Just a nearly perfect car design.

It doesn’t have much on the Toyota Camry though, am I right? I mean here we see the side view mirror and the sun, which is closer than it appears:

That’s something to think about over the weekend, huh?

Saw this at the barbecue joint we ate at tonight:

I wanna be big.


13
Sep 17

Anyone want to go bowling?

I visited the surplus store this evening. The surplus store is where all of the furniture and old equipment and supplies from the nine Indiana University campuses come to find a new life. If you need binders or filing cabinets or random chairs or old classroom desks or Adidas gear you’ll come away happy every time. It is worth a periodic visit for other things, too, under the You Never Know principle.

Lately, though, most of the stuff I’ve seen worth admiring has been in some mysterious “Not for sale” section behind staff only rope lines.

Tonight, though, I found these:

They must have been on display in some larger athletic department area. The images are pixellated up close, but you’d be impressed by all of the old logos from middle-of-the-road bowl games of postseasons past.

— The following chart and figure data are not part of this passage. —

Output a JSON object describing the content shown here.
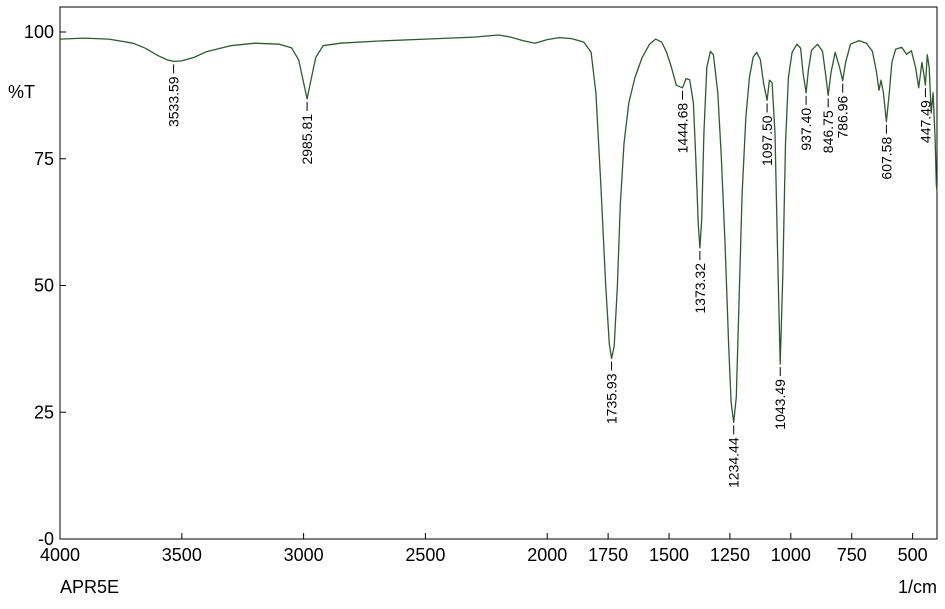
{
  "chart_data": {
    "type": "line",
    "title": "",
    "sample_label": "APR5E",
    "xlabel": "1/cm",
    "ylabel": "%T",
    "xlim": [
      4000,
      400
    ],
    "ylim": [
      0,
      105
    ],
    "x_ticks": [
      4000,
      3500,
      3000,
      2500,
      2000,
      1750,
      1500,
      1250,
      1000,
      750,
      500
    ],
    "x_tick_labels": [
      "4000",
      "3500",
      "3000",
      "2500",
      "2000",
      "1750",
      "1500",
      "1250",
      "1000",
      "750",
      "500"
    ],
    "y_ticks": [
      0,
      25,
      50,
      75,
      100
    ],
    "y_tick_labels": [
      "-0",
      "25",
      "50",
      "75",
      "100"
    ],
    "grid": false,
    "line_color": "#2e5a2e",
    "series": [
      {
        "name": "",
        "points": [
          [
            4000,
            98.6
          ],
          [
            3900,
            98.8
          ],
          [
            3800,
            98.6
          ],
          [
            3700,
            97.8
          ],
          [
            3650,
            96.8
          ],
          [
            3600,
            95.4
          ],
          [
            3560,
            94.5
          ],
          [
            3533.59,
            94.2
          ],
          [
            3500,
            94.3
          ],
          [
            3450,
            95.0
          ],
          [
            3400,
            96.1
          ],
          [
            3300,
            97.3
          ],
          [
            3200,
            97.8
          ],
          [
            3100,
            97.6
          ],
          [
            3050,
            96.9
          ],
          [
            3020,
            94.5
          ],
          [
            3000,
            90.0
          ],
          [
            2985.81,
            86.8
          ],
          [
            2970,
            90.5
          ],
          [
            2950,
            95.0
          ],
          [
            2920,
            97.3
          ],
          [
            2850,
            97.8
          ],
          [
            2700,
            98.2
          ],
          [
            2500,
            98.6
          ],
          [
            2300,
            99.0
          ],
          [
            2200,
            99.4
          ],
          [
            2150,
            99.0
          ],
          [
            2100,
            98.3
          ],
          [
            2050,
            97.8
          ],
          [
            2000,
            98.5
          ],
          [
            1950,
            98.9
          ],
          [
            1900,
            98.7
          ],
          [
            1850,
            98.0
          ],
          [
            1820,
            96.0
          ],
          [
            1800,
            88.0
          ],
          [
            1780,
            70.0
          ],
          [
            1760,
            50.0
          ],
          [
            1745,
            38.5
          ],
          [
            1735.93,
            35.6
          ],
          [
            1725,
            38.0
          ],
          [
            1712,
            50.0
          ],
          [
            1700,
            66.0
          ],
          [
            1685,
            78.0
          ],
          [
            1665,
            86.0
          ],
          [
            1640,
            91.0
          ],
          [
            1610,
            95.0
          ],
          [
            1580,
            97.6
          ],
          [
            1555,
            98.6
          ],
          [
            1530,
            98.0
          ],
          [
            1510,
            96.0
          ],
          [
            1490,
            93.0
          ],
          [
            1470,
            89.5
          ],
          [
            1444.68,
            89.0
          ],
          [
            1430,
            90.8
          ],
          [
            1415,
            90.6
          ],
          [
            1400,
            86.0
          ],
          [
            1390,
            75.0
          ],
          [
            1380,
            62.0
          ],
          [
            1373.32,
            57.4
          ],
          [
            1366,
            63.0
          ],
          [
            1357,
            80.0
          ],
          [
            1345,
            93.0
          ],
          [
            1330,
            96.2
          ],
          [
            1318,
            95.5
          ],
          [
            1300,
            88.0
          ],
          [
            1285,
            75.0
          ],
          [
            1270,
            58.0
          ],
          [
            1255,
            38.0
          ],
          [
            1245,
            27.0
          ],
          [
            1234.44,
            23.0
          ],
          [
            1224,
            28.0
          ],
          [
            1212,
            48.0
          ],
          [
            1200,
            68.0
          ],
          [
            1185,
            83.0
          ],
          [
            1170,
            91.0
          ],
          [
            1155,
            95.0
          ],
          [
            1140,
            96.0
          ],
          [
            1125,
            94.5
          ],
          [
            1112,
            90.0
          ],
          [
            1097.5,
            86.5
          ],
          [
            1088,
            90.5
          ],
          [
            1077,
            90.0
          ],
          [
            1065,
            80.0
          ],
          [
            1055,
            58.0
          ],
          [
            1043.49,
            34.5
          ],
          [
            1033,
            52.0
          ],
          [
            1022,
            78.0
          ],
          [
            1010,
            91.0
          ],
          [
            995,
            96.0
          ],
          [
            975,
            97.6
          ],
          [
            960,
            96.8
          ],
          [
            950,
            92.0
          ],
          [
            937.4,
            88.0
          ],
          [
            928,
            92.5
          ],
          [
            915,
            96.4
          ],
          [
            890,
            97.6
          ],
          [
            870,
            96.2
          ],
          [
            858,
            92.0
          ],
          [
            846.75,
            87.5
          ],
          [
            835,
            92.0
          ],
          [
            818,
            96.0
          ],
          [
            800,
            93.0
          ],
          [
            786.96,
            90.4
          ],
          [
            775,
            94.0
          ],
          [
            755,
            97.6
          ],
          [
            720,
            98.3
          ],
          [
            690,
            97.8
          ],
          [
            665,
            96.2
          ],
          [
            648,
            92.0
          ],
          [
            638,
            88.5
          ],
          [
            630,
            90.5
          ],
          [
            620,
            88.0
          ],
          [
            607.58,
            82.3
          ],
          [
            596,
            88.0
          ],
          [
            585,
            94.0
          ],
          [
            570,
            96.6
          ],
          [
            545,
            97.0
          ],
          [
            525,
            95.6
          ],
          [
            505,
            96.3
          ],
          [
            488,
            93.0
          ],
          [
            475,
            89.0
          ],
          [
            462,
            94.0
          ],
          [
            455,
            92.0
          ],
          [
            447.49,
            89.5
          ],
          [
            440,
            95.5
          ],
          [
            432,
            93.0
          ],
          [
            424,
            84.0
          ],
          [
            416,
            88.0
          ],
          [
            408,
            79.0
          ],
          [
            403,
            70.0
          ],
          [
            400,
            68.5
          ]
        ]
      }
    ],
    "peak_labels": [
      {
        "x": 3533.59,
        "y": 94.2,
        "label": "3533.59"
      },
      {
        "x": 2985.81,
        "y": 86.8,
        "label": "2985.81"
      },
      {
        "x": 1735.93,
        "y": 35.6,
        "label": "1735.93"
      },
      {
        "x": 1444.68,
        "y": 89.0,
        "label": "1444.68"
      },
      {
        "x": 1373.32,
        "y": 57.4,
        "label": "1373.32"
      },
      {
        "x": 1234.44,
        "y": 23.0,
        "label": "1234.44"
      },
      {
        "x": 1097.5,
        "y": 86.5,
        "label": "1097.50"
      },
      {
        "x": 1043.49,
        "y": 34.5,
        "label": "1043.49"
      },
      {
        "x": 937.4,
        "y": 88.0,
        "label": "937.40"
      },
      {
        "x": 846.75,
        "y": 87.5,
        "label": "846.75"
      },
      {
        "x": 786.96,
        "y": 90.4,
        "label": "786.96"
      },
      {
        "x": 607.58,
        "y": 82.3,
        "label": "607.58"
      },
      {
        "x": 447.49,
        "y": 89.5,
        "label": "447.49"
      }
    ]
  }
}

A television show the students produced last night:

And here’s another one:

And there will be two more tomorrow night.


12
Sep 17

This is one of my favorite autumn jokes

You find the first maple tree you can, because it is always maples, owing to their physiology, and you wait until the first leaf goes. Then you point that out:

And you say “Maple leaves are quitters!”

You can tell a lot about a person by the sorts of jokes they like. The people that like that joke, the people that get that joke, are worthy of more such cynical, nerdy humor.

Anyway, I saw that leaf today. I had to deliver a lecture on recording sound — photographs yesterday, sound today, television tonight, video tomorrow, that multimedia experience is paying off this week! — gathering and editing. On the way back to my own building afterward was when I found that leaf, the first real sign of autumn, the first real quitter of the season.

And thus begins the long sigh into winter.